El coordinador de la División de Fiscalización de Armas y Explosivos (CEFAI) de la Policía Civil, Vinícius Domingos, confirmó que dos fusiles FAL del arsenal recuperado fueron fabricados para la FANB y estaban en poder de la organización criminal brasileña. Entre los 93 fusiles incautados, también se encontraron armas de origen brasileño, argentino y peruano.

“La mayoría de estas armas no procede de coleccionistas locales, sino de rutas terrestres desde la Amazonía, especialmente desde Paraguay”, detalló el funcionario, que ordenó un peritaje técnico para rastrear la procedencia exacta de estas armas que estaban en posesión del temible Comando Vermelho.

El hallazgo de las armas venezolanas en Brasil refuerza la sospecha de que el régimen de Nicolás Maduro, además de estar vinculado a los principales cárteles de la región, también podría tener nexos con las bandas criminales regionales, facilitando el tráfico de armas. 

Un operativo sin precedentes

La noticia se produce tras el enorme despliegue policial en Río, que contó con más de 2.500 policías, blindados y helicópteros, en una operación que tenía por objetivo capturar a los principales líderes del Comando Vermelho, una estructura criminal que domina buena parte de las favelas cariocas y de otras partes del Brasil y controla el tráfico de drogas en el norte del gigante sudamericano.

Durante la incursión, los criminales respondieron con fusiles de guerra, drones equipados con explosivos y barricadas hechas con autobuses secuestrados, lo que convirtió al norte de la ciudad en un auténtico campo de batalla.

Videos difundidos por vecinos mostraron ráfagas de hasta 200 disparos por minuto, mientras los servicios públicos eran suspendidos y decenas de escuelas cerraban. El gobernador de Río, Cláudio Castro, aliado del expresidente Jair Bolsonaro, calificó la operación como “la más letal de la historia de la ciudad”, superando incluso la masacre de Jacarezinho en 2021.

El operativo culminó con la incautación de media tonelada de drogas y 14 artefactos explosivos, además de las armas de guerra que ahora son parte de una investigación internacional sobre tráfico transfronterizo. 
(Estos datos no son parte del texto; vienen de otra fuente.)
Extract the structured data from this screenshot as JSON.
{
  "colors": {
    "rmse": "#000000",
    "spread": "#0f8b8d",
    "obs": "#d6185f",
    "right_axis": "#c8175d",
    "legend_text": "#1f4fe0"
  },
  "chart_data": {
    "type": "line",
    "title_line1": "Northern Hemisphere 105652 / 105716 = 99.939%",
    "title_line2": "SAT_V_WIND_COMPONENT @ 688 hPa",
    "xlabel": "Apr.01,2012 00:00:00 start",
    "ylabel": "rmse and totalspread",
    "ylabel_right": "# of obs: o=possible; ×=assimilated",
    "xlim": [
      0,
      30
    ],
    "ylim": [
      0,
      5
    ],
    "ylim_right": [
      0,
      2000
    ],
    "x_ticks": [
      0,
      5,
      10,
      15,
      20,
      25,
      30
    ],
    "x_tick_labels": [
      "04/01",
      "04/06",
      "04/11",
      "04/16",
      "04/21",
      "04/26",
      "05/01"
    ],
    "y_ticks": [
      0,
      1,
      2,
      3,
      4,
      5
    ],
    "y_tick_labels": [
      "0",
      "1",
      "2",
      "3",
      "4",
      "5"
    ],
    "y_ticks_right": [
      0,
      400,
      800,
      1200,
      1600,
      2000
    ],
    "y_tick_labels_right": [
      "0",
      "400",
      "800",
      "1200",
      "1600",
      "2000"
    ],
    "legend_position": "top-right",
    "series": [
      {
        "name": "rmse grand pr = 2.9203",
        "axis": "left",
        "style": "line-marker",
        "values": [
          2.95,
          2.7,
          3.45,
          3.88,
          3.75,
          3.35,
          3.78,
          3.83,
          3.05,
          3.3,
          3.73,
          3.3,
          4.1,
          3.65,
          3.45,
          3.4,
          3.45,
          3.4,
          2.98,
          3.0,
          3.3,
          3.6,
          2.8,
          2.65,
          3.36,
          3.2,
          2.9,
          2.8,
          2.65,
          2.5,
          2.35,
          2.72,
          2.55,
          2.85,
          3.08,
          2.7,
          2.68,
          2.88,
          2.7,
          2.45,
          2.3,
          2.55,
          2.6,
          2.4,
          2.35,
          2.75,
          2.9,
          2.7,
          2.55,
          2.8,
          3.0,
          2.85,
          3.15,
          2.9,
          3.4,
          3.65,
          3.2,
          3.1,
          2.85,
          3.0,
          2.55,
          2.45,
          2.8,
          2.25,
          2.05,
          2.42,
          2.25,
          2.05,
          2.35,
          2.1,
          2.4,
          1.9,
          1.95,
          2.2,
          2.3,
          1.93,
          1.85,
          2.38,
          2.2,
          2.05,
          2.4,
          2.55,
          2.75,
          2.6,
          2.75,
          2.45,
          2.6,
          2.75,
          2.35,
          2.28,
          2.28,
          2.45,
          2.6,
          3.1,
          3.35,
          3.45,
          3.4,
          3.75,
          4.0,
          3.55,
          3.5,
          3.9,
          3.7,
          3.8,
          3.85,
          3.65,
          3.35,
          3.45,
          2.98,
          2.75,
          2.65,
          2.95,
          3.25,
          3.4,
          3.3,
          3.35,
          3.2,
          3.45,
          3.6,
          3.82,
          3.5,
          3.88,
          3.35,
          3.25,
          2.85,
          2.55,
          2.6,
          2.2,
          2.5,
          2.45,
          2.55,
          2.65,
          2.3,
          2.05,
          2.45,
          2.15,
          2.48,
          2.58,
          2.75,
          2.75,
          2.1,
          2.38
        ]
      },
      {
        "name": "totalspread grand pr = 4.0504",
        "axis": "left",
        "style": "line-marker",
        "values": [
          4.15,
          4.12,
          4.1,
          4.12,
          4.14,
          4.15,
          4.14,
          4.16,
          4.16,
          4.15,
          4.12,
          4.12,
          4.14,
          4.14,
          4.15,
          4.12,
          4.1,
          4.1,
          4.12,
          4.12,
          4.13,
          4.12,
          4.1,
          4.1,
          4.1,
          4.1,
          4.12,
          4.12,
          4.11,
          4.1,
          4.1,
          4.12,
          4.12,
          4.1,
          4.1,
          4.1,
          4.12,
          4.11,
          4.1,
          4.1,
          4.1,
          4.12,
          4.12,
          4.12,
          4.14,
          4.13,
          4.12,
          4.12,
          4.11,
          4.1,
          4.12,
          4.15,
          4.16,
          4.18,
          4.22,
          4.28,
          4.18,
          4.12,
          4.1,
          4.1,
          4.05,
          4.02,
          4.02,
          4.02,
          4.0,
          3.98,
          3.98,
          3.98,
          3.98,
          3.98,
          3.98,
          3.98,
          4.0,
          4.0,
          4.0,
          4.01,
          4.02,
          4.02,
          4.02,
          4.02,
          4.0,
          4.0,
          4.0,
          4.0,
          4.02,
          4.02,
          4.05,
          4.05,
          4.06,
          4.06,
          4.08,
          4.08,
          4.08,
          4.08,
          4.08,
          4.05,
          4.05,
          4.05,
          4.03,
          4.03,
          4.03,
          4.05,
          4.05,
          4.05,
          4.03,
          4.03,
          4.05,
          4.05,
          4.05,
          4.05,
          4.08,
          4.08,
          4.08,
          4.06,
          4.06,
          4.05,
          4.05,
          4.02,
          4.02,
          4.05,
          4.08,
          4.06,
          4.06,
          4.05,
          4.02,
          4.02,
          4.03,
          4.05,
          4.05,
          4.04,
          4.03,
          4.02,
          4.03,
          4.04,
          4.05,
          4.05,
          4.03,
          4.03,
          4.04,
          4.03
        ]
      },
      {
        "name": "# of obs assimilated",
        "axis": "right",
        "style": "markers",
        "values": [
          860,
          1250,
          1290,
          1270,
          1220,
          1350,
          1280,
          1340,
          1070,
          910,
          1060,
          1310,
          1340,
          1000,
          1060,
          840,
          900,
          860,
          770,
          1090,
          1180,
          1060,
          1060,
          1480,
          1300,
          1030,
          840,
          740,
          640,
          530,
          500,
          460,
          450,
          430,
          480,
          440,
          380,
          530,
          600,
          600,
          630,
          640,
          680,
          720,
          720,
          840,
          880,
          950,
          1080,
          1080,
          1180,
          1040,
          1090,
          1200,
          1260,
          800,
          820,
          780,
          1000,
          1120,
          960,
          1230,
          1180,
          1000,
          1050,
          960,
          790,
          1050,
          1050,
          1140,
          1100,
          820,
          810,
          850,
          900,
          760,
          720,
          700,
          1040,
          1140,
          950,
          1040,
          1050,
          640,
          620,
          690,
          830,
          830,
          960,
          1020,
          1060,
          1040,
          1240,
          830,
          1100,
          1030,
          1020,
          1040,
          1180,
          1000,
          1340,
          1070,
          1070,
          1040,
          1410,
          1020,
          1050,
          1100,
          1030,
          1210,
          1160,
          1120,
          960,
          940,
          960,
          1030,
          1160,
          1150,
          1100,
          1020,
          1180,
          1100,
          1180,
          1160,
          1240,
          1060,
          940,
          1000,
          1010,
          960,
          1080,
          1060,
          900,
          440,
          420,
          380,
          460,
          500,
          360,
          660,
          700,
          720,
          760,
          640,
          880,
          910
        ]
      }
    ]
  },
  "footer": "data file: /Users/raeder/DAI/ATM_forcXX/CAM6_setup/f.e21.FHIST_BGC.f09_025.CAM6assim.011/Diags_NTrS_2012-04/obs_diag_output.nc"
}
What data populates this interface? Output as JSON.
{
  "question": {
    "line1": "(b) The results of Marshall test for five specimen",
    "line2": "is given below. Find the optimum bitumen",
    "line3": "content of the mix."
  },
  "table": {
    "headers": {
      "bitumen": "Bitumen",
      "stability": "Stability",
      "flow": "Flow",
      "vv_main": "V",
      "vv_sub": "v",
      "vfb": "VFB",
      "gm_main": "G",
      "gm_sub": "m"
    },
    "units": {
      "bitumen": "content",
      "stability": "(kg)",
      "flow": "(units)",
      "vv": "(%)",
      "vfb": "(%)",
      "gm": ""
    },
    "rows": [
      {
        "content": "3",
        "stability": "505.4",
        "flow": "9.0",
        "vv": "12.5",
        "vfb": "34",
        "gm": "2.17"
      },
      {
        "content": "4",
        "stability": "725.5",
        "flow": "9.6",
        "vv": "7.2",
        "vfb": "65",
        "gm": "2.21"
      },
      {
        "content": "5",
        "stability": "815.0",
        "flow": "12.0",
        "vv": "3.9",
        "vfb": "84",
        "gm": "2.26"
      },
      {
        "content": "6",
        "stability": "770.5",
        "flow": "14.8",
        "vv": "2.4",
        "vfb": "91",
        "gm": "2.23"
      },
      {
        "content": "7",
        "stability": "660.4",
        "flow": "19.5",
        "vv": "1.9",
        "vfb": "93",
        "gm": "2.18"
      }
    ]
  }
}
Vínculos regionales y presión internacional

El hallazgo de armas venezolanas en Río se produce en medio de la campaña antidrogas impulsada por Estados Unidos en el Caribe y el Pacífico, ordenada directamente por el presidente Donald Trump. Desde septiembre, Washington ha lanzado múltiples ataques contra embarcaciones identificadas como parte de organizaciones narcoterroristas vinculadas al régimen chavista, como el llamado Cartel de los Soles o el Tren de Aragua.

De acuerdo con fuentes del Departamento de Guerra, más de una decena de “narcolanchas” han sido destruidas y al menos treinta presuntos narcotraficantes abatidos en aguas internacionales. Las autoridades estadounidenses sostienen que estas operaciones buscan cortar las rutas del narcotráfico que parten desde puertos controlados por militares venezolanos y abastecen a grupos criminales en Centroamérica y Brasil.